Once, after running a Shabbaton in College Park, Maryland, my grandparents stopped by 770 before going home to catch a glimpse of the Rebbe. A full report would come later, this was just soldiers returning to their general before heading home. It was about 2:00am, and the Rebbe had just finished yechidus. As the Rebbe saw them in the entrance hallway, the Rebbe gave them a wide smile and left.
Rabbi Hodakov gave my grandfather an emphatic yasher koach. Puzzled at Rabbi Hodakov’s uncharacteristic exuberance, my grandfather asked what had happened. Rabbi Hodakov explained that for the past week the Rebbe had appeared to be a dour mood, and nothing that was tried seemed to cheer the Rebbe up. The smile to my grandparents had been the first smile they had seen from the Rebbe in a week.
My grandfather was a committed shliach; a devoted soldier who epitomized kabalos ol. To him, every word the Rebbe said was sacrosanct. While he would have loved nothing more than to daven with the Rebbe in 770, he followed the Rebbe’s urging and davenned in the small shul next-door his home to ensure it remained open. In the summer, when many made their way upstate to be with their families, he wouldn’t miss a farbrengen.

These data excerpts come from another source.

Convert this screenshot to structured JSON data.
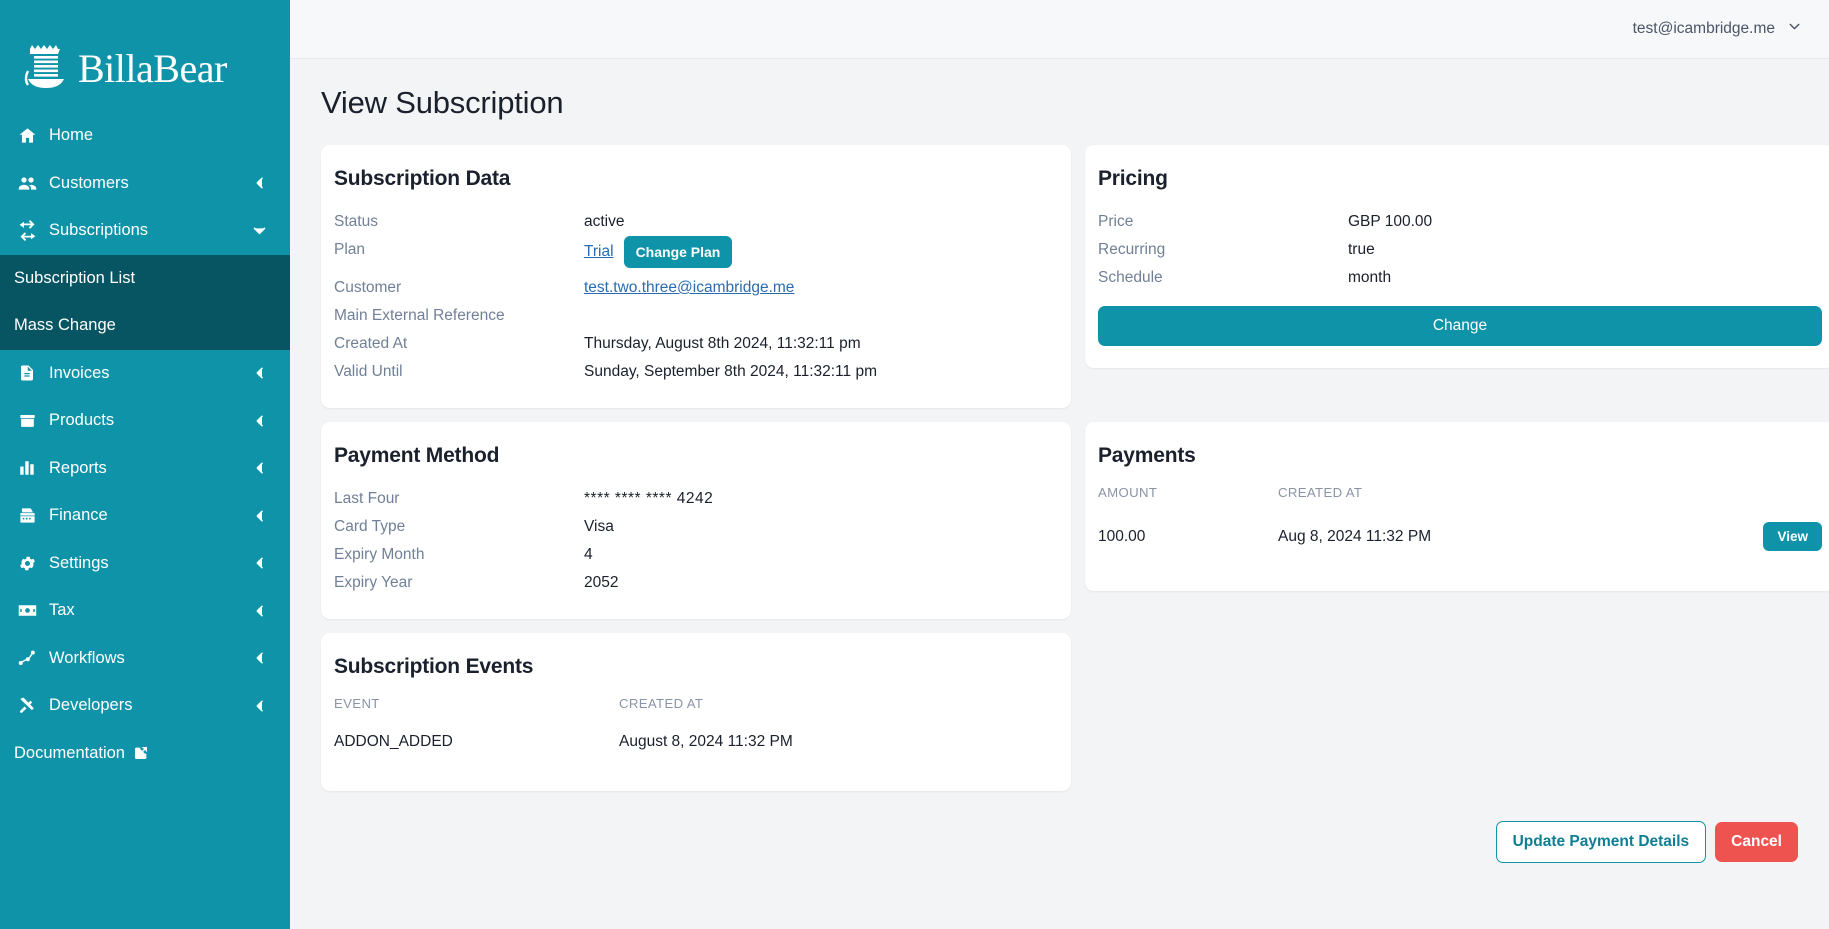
{
  "brand": {
    "name": "BillaBear",
    "logo_icon": "billabear-logo-icon"
  },
  "sidebar": {
    "items": [
      {
        "label": "Home",
        "icon": "home-icon",
        "caret": "none"
      },
      {
        "label": "Customers",
        "icon": "customers-icon",
        "caret": "chevron-left-icon"
      },
      {
        "label": "Subscriptions",
        "icon": "subscriptions-icon",
        "caret": "chevron-down-icon"
      }
    ],
    "subscription_children": [
      {
        "label": "Subscription List",
        "active": true
      },
      {
        "label": "Mass Change",
        "active": false
      }
    ],
    "items_after": [
      {
        "label": "Invoices",
        "icon": "invoice-icon",
        "caret": "chevron-left-icon"
      },
      {
        "label": "Products",
        "icon": "products-icon",
        "caret": "chevron-left-icon"
      },
      {
        "label": "Reports",
        "icon": "reports-icon",
        "caret": "chevron-left-icon"
      },
      {
        "label": "Finance",
        "icon": "finance-icon",
        "caret": "chevron-left-icon"
      },
      {
        "label": "Settings",
        "icon": "gear-icon",
        "caret": "chevron-left-icon"
      },
      {
        "label": "Tax",
        "icon": "tax-icon",
        "caret": "chevron-left-icon"
      },
      {
        "label": "Workflows",
        "icon": "workflows-icon",
        "caret": "chevron-left-icon"
      },
      {
        "label": "Developers",
        "icon": "developers-icon",
        "caret": "chevron-left-icon"
      }
    ],
    "documentation": {
      "label": "Documentation",
      "icon": "external-link-icon"
    }
  },
  "topbar": {
    "account_email": "test@icambridge.me",
    "account_caret_icon": "chevron-down-icon"
  },
  "page": {
    "title": "View Subscription"
  },
  "subscription_data": {
    "title": "Subscription Data",
    "rows": [
      {
        "key": "Status",
        "value": "active"
      },
      {
        "key": "Plan",
        "value": "Trial"
      },
      {
        "key": "Customer",
        "value": "test.two.three@icambridge.me"
      },
      {
        "key": "Main External Reference",
        "value": ""
      },
      {
        "key": "Created At",
        "value": "Thursday, August 8th 2024, 11:32:11 pm"
      },
      {
        "key": "Valid Until",
        "value": "Sunday, September 8th 2024, 11:32:11 pm"
      }
    ],
    "change_plan_label": "Change Plan"
  },
  "pricing": {
    "title": "Pricing",
    "rows": [
      {
        "key": "Price",
        "value": "GBP 100.00"
      },
      {
        "key": "Recurring",
        "value": "true"
      },
      {
        "key": "Schedule",
        "value": "month"
      }
    ],
    "change_label": "Change"
  },
  "payment_method": {
    "title": "Payment Method",
    "rows": [
      {
        "key": "Last Four",
        "value": "**** **** **** 4242"
      },
      {
        "key": "Card Type",
        "value": "Visa"
      },
      {
        "key": "Expiry Month",
        "value": "4"
      },
      {
        "key": "Expiry Year",
        "value": "2052"
      }
    ]
  },
  "payments": {
    "title": "Payments",
    "columns": [
      "AMOUNT",
      "CREATED AT",
      ""
    ],
    "rows": [
      {
        "amount": "100.00",
        "created_at": "Aug 8, 2024 11:32 PM",
        "action_label": "View"
      }
    ]
  },
  "subscription_events": {
    "title": "Subscription Events",
    "columns": [
      "EVENT",
      "CREATED AT"
    ],
    "rows": [
      {
        "event": "ADDON_ADDED",
        "created_at": "August 8, 2024 11:32 PM"
      }
    ]
  },
  "footer_actions": {
    "update_payment_label": "Update Payment Details",
    "cancel_label": "Cancel"
  },
  "colors": {
    "brand_teal": "#0e93a8",
    "active_nav": "#075562",
    "danger": "#ef5350",
    "link": "#2b6cb0",
    "page_bg": "#f3f4f6"
  }
}
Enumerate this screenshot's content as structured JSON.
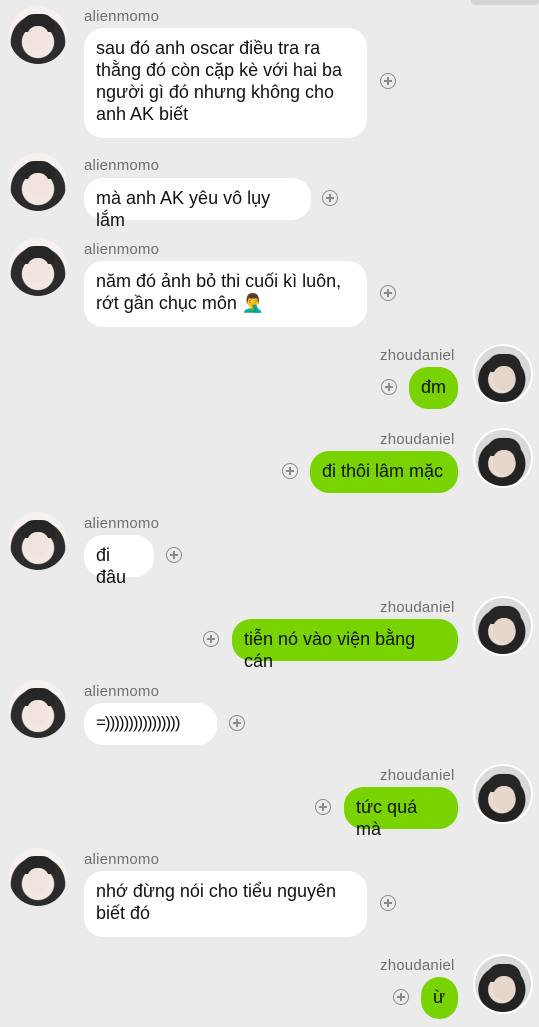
{
  "users": {
    "left": "alienmomo",
    "right": "zhoudaniel"
  },
  "messages": [
    {
      "sender": "alienmomo",
      "text": "sau đó anh oscar điều tra ra\nthằng đó còn cặp kè với hai ba\nngười gì đó nhưng không cho\nanh AK biết"
    },
    {
      "sender": "alienmomo",
      "text": "mà anh AK yêu vô lụy lắm"
    },
    {
      "sender": "alienmomo",
      "text": "năm đó ảnh bỏ thi cuối kì luôn,\nrớt gần chục môn 🤦‍♂️"
    },
    {
      "sender": "zhoudaniel",
      "text": "đm"
    },
    {
      "sender": "zhoudaniel",
      "text": "đi thôi lâm mặc"
    },
    {
      "sender": "alienmomo",
      "text": "đi đâu"
    },
    {
      "sender": "zhoudaniel",
      "text": "tiễn nó vào viện bằng cán"
    },
    {
      "sender": "alienmomo",
      "text": "=))))))))))))))))"
    },
    {
      "sender": "zhoudaniel",
      "text": "tức quá mà"
    },
    {
      "sender": "alienmomo",
      "text": "nhớ đừng nói cho tiểu nguyên\nbiết đó"
    },
    {
      "sender": "zhoudaniel",
      "text": "ừ"
    }
  ],
  "icons": {
    "avatar_left": "avatar-alienmomo",
    "avatar_right": "avatar-zhoudaniel",
    "action": "plus-circle-icon"
  },
  "colors": {
    "background": "#ebebeb",
    "incoming_bubble": "#ffffff",
    "outgoing_bubble": "#78d300",
    "name_text": "#6f6f6f"
  }
}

While doing his Shlichus he worked incredibly difficult jobs to make ends meet. No job was too demeaning, no hour too early to rise. Hardened, though never embittered, my grandfather was as tough a character as they come. Yet his love for the Rebbe and his fellow Jew could never be disguised.
On the Shabbos following Chof Beis Sh’vat, he broke down in uncontrollable sobs when he got up to make kiddush. It had been an emotional week for everyone, but even so, those at the table questioned this sudden outburst. Eventually, through the tears, he explained that he couldn’t help but think about the Rebbe who was making kiddush for the first time without the Rebbetzin.
On Friday morning, my grandfather passed away. Today, the Rebbe’s faithful soldier made his way to 770 one last time to report to his general. There is no doubt that, as always, the Rebbe will be smiling broadly, thanking him for service.
The family will be sitting Shiva at 1608 Carroll Street, Brooklyn, NY. Five minyanim are needed. Shacharis: Two at 7:15 am, two at 8:20 am one at 9:00 am. Mincha & Maariv bizmana.